22 Haziran 1919 tarihli o genelge imzalandığında ülkenin dört yanı işgal altındadır. Genelge bu durumu “Vatanın bütünlüğü milletin bağımsızlığı tehlikededir” cümlesiyle vurgular. İşgalcilere yönelik tek vurgu da budur. Asıl vurgu “İstanbul hükümetinin üzerine aldığı sorumluluğu yerine getirmediği” saptaması ve bu durumda ne yapılacağını söylemesidir.

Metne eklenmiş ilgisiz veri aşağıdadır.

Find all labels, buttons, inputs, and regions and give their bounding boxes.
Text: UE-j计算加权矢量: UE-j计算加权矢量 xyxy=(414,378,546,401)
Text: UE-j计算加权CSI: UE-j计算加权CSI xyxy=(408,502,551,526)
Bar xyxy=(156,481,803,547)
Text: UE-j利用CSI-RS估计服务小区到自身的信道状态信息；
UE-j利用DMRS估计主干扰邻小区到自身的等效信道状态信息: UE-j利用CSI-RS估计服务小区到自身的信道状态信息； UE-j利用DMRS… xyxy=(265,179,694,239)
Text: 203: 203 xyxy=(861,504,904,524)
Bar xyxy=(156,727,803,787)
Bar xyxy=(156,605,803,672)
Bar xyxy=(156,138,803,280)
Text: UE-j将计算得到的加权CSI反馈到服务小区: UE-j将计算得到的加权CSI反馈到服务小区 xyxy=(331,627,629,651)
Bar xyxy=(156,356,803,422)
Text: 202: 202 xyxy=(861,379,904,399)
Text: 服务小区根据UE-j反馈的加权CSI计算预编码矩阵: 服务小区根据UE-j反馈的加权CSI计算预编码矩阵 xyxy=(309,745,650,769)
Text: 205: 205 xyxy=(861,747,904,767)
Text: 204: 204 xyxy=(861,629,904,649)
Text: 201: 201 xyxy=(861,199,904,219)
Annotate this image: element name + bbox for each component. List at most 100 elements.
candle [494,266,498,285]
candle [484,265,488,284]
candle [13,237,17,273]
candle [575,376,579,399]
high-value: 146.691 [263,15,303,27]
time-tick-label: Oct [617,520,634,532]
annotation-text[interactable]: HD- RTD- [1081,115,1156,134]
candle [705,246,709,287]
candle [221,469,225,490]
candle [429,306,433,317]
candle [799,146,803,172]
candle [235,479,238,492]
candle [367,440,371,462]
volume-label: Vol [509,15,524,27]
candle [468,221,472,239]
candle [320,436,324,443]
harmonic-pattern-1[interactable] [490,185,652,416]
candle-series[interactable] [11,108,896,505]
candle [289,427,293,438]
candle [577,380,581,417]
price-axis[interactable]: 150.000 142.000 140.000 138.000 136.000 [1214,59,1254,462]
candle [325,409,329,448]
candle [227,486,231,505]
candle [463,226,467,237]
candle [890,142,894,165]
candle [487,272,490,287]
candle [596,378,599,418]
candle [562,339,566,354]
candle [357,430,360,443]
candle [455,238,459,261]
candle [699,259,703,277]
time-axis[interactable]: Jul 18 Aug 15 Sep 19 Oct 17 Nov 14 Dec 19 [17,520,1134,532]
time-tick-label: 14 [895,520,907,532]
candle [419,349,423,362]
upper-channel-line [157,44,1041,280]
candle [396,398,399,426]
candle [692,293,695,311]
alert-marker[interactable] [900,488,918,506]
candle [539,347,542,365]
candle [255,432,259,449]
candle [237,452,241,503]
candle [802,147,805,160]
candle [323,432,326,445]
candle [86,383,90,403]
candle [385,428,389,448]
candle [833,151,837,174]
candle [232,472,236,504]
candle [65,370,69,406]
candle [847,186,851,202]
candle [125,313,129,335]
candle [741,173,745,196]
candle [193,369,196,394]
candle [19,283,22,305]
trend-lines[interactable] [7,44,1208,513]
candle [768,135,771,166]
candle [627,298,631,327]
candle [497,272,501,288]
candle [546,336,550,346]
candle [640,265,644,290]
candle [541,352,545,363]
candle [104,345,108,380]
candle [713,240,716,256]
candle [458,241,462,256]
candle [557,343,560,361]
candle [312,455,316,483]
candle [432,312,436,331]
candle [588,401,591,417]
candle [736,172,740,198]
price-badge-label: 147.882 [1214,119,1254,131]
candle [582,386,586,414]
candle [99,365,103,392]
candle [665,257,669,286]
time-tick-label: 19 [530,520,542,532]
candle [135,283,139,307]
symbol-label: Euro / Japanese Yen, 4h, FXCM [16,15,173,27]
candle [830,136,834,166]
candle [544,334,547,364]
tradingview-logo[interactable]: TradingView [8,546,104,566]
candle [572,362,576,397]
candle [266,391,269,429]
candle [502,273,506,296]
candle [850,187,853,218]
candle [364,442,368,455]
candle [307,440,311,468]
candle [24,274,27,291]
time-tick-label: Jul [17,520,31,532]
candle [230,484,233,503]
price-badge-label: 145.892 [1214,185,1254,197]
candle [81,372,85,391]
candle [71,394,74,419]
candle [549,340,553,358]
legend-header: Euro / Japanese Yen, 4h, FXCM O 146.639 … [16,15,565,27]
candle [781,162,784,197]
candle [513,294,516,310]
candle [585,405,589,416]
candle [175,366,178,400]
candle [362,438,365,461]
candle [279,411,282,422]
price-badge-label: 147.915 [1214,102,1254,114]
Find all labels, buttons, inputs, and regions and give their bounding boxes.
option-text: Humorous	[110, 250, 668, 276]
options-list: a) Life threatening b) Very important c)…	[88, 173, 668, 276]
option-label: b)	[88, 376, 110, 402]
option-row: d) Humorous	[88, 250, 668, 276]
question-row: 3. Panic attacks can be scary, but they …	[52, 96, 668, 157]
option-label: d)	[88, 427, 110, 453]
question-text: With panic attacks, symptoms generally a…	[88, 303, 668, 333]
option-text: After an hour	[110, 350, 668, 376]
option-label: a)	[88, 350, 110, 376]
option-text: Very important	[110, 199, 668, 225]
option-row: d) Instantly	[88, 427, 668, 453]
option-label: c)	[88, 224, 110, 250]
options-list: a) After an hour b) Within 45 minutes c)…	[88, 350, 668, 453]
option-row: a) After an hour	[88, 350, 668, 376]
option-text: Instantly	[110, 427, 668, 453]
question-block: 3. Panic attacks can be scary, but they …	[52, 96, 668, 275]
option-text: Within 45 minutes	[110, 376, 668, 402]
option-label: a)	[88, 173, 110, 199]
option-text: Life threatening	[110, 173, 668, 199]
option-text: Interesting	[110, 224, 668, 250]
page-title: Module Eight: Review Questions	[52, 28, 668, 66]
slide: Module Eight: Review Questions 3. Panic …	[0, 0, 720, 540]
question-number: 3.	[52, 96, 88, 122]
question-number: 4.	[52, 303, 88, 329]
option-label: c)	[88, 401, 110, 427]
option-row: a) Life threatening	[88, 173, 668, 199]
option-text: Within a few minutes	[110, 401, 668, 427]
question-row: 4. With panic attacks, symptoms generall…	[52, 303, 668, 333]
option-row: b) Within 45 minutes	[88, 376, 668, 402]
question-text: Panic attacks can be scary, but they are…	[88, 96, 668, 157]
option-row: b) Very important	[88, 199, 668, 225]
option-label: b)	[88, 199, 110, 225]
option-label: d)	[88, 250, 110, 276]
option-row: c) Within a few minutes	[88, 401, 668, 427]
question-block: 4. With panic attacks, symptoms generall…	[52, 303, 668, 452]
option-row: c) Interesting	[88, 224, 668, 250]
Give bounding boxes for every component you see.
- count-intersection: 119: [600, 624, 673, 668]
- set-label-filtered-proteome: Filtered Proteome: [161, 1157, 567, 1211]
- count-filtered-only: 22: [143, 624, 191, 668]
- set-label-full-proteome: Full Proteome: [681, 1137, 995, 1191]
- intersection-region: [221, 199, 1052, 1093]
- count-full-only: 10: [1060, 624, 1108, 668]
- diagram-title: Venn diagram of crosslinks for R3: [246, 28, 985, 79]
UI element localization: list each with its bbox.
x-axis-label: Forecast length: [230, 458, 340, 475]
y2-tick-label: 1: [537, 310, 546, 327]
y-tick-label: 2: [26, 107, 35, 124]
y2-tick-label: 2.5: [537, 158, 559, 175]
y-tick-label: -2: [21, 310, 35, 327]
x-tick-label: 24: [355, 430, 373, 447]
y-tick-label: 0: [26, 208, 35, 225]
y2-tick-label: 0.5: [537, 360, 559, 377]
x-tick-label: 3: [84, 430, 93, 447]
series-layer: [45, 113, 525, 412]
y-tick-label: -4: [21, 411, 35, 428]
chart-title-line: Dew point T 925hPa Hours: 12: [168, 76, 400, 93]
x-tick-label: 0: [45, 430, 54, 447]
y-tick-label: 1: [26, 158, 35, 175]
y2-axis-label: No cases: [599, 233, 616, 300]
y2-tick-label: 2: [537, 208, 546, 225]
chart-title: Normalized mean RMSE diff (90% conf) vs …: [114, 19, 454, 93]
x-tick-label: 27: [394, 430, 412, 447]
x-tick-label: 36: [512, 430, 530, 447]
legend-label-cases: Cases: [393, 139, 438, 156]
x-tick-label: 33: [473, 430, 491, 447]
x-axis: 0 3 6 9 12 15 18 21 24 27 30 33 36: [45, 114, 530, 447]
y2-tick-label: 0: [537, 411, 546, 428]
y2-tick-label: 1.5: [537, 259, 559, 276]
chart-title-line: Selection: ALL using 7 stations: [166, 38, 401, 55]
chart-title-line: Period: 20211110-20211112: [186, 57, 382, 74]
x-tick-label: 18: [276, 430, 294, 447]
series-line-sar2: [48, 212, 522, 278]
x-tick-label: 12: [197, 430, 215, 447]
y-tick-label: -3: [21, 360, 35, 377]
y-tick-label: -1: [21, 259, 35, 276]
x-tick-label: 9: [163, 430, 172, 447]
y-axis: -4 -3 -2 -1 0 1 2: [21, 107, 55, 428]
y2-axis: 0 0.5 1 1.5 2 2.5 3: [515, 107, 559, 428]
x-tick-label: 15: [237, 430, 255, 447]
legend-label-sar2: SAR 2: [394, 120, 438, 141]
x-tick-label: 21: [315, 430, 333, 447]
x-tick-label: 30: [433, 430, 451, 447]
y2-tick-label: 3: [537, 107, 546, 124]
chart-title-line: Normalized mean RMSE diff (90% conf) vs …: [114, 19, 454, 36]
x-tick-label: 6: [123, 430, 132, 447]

Türkiye’nin kurtuluş ve Türkiye Cumhuriyeti’nin kuruluş felsefesi tek cümleyle vurgulanmıştır genelgede. “Milletin bağımsızlığını yine milletin azim ve kararı kurtaracaktır” cümlesi Kemalizm’in beden bulmasıdır daha 1919’da. Nasıl mı? Millet geleceğine nasıl karar verecektir, yolu nedir? Yolu meclisten geçer. Meclis için seçim gerekir. Seçimin olduğu ve belli aralıklarla yinelendiği rejim cumhuriyettir. Millet egemenliğiyle yetinmeyip bir de meclisli yapı öngörülmesi halkçı, demokrat duruştur. Millet, gelecekte de varlığını sürdürebilmek için egemen kılınmıştır. Bu ise milliyetçiliktir. Genelge devrimcidir, Osmanlı anayasasını görmezden gelmiştir. Bu anayasa göre egemen Allah’ın yeryüzündeki gölgesi sultandır. Egemen padişah bu yetkisini Allah’tan alır. Oysa genelge egemen olarak milleti tanır. Egemenlik anlayışını deyim yerindeyse gökyüzünden yeryüzüne indirir. Bu da laik devlet ve toplum düzenine yapılan vurgu olur. İşte size 16 yıl sonra Kemalizm adını alacak ideolojinin ilk dört ilkesi…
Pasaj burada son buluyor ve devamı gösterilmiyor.